The choked alleys of Old Delhi dissolved and vanished: the crowd pressing blindly, the mass of bodies one had to rub against to walk along the street, the stifling odor of drains, urine, pastilles, fermenting fruit peelings, incense, the smells of flaming butter in votive lamps and palm oil that permeated hair and lingered on clothing.
Here on this great sweep of beach they were alone, deprived of all resources but each other — joyful castaways. Free of obligation to the world, they rested, not even hearing the groaning of the surf that doggedly spilled onto the shore, raking with it the coarser sand and the pink shells. A damp breeze blew over them, allaying the sweltering heat of noon. The air over this expanse of sand untrodden by anyone’s feet was veined with flashing green. The leaves of battered palms rose, swelling as if in flight, shaking their leathery fringes.
“Don’t sleep.” Her fingertips brushed his side, which was plastered with smooth, fine-grained sand.
“I’m not sleeping. I’m thinking,” he answered, stretching. “Do you know that in two days it will be Christmas Eve?”
“Are you counting the days? Do you know exactly how many have passed?”
“What for? Our time here will be too short that way. I know about Christmas Eve because I got a letter from the hotel management asking what we would like for the holiday dinner.”
“Don’t they believe that Daniel will repeat our order accurately? He’s a clever chap.” Daniel was a young man whose services came with their rented cottage.

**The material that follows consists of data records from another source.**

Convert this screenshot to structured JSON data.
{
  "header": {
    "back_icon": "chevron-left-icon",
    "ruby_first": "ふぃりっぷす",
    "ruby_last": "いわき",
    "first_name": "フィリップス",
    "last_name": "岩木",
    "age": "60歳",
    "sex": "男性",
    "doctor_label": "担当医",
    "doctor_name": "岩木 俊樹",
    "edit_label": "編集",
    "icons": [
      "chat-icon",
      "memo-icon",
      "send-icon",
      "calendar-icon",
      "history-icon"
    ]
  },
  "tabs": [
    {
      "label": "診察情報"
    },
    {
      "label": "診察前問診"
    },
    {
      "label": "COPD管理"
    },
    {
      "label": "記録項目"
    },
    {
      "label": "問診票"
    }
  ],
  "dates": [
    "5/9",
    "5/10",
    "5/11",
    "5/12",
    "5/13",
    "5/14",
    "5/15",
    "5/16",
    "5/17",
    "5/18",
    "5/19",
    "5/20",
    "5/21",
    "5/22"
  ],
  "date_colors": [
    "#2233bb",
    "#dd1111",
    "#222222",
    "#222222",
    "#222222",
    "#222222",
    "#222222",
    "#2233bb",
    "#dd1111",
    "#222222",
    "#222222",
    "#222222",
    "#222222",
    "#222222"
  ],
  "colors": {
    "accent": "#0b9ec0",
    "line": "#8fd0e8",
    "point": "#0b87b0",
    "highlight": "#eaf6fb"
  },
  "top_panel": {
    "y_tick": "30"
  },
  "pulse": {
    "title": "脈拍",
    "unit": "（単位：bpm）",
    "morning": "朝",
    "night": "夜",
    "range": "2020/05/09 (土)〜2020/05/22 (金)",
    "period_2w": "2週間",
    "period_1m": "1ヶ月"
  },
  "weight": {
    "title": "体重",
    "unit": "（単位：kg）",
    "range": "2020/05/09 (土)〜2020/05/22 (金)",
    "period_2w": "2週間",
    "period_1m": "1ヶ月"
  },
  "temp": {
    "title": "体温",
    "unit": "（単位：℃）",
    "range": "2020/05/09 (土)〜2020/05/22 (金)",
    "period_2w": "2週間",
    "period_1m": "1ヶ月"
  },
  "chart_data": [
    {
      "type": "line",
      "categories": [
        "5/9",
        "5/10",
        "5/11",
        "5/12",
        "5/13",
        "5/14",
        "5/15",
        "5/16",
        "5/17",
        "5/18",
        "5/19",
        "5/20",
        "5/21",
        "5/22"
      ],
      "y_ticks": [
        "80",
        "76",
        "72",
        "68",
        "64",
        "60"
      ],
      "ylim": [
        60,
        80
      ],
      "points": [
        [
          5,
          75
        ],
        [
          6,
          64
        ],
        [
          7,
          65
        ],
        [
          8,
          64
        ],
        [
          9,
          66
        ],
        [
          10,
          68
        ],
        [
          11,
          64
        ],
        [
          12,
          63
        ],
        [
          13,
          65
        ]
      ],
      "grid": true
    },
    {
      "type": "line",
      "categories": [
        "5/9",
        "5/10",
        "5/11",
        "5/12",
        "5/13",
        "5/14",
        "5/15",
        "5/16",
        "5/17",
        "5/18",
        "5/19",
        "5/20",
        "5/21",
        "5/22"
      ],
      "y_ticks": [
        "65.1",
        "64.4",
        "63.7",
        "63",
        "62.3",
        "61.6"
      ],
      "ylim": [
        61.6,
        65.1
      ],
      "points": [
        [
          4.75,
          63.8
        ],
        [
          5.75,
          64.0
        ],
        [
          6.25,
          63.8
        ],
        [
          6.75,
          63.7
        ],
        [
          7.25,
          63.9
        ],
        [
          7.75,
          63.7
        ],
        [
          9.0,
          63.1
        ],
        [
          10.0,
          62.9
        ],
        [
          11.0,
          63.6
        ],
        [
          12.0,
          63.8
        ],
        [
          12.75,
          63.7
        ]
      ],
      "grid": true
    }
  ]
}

“The entire menu was written out. I only had to underline our choices.”
“Why did you do it without me? You should have consulted me.”
“It will be a surprise for you.”
“I’m sure you ordered something awful, as you did in the Chinese restaurant that time. When the chef explained what it was made of, I felt something inside me protesting!”
“But you liked it. As long as you didn’t know, you enjoyed it. I’ve ordered seafood for us.”
“And where is the turkey with dates and chestnuts?”
“It’s still alive, but there is enough of it to order six servings. They have it figured very closely: chicken, two servings; duck, four; turkey, twelve. Apart from us, there are only two old English ladies. Amazing how empty it is. I expected a crowd.”
“Do you wish for other women? Am I not enough?” She scooped up a handful of white sand and watched as it trickled through her fingers.
“Don’t talk nonsense.”
“I’m glad you rested a little. The solitude will do us good.”
“For the time being there aren’t many people here because the Suez Canal is blocked. But they will be here for New Year’s. The beach will be filled with them.”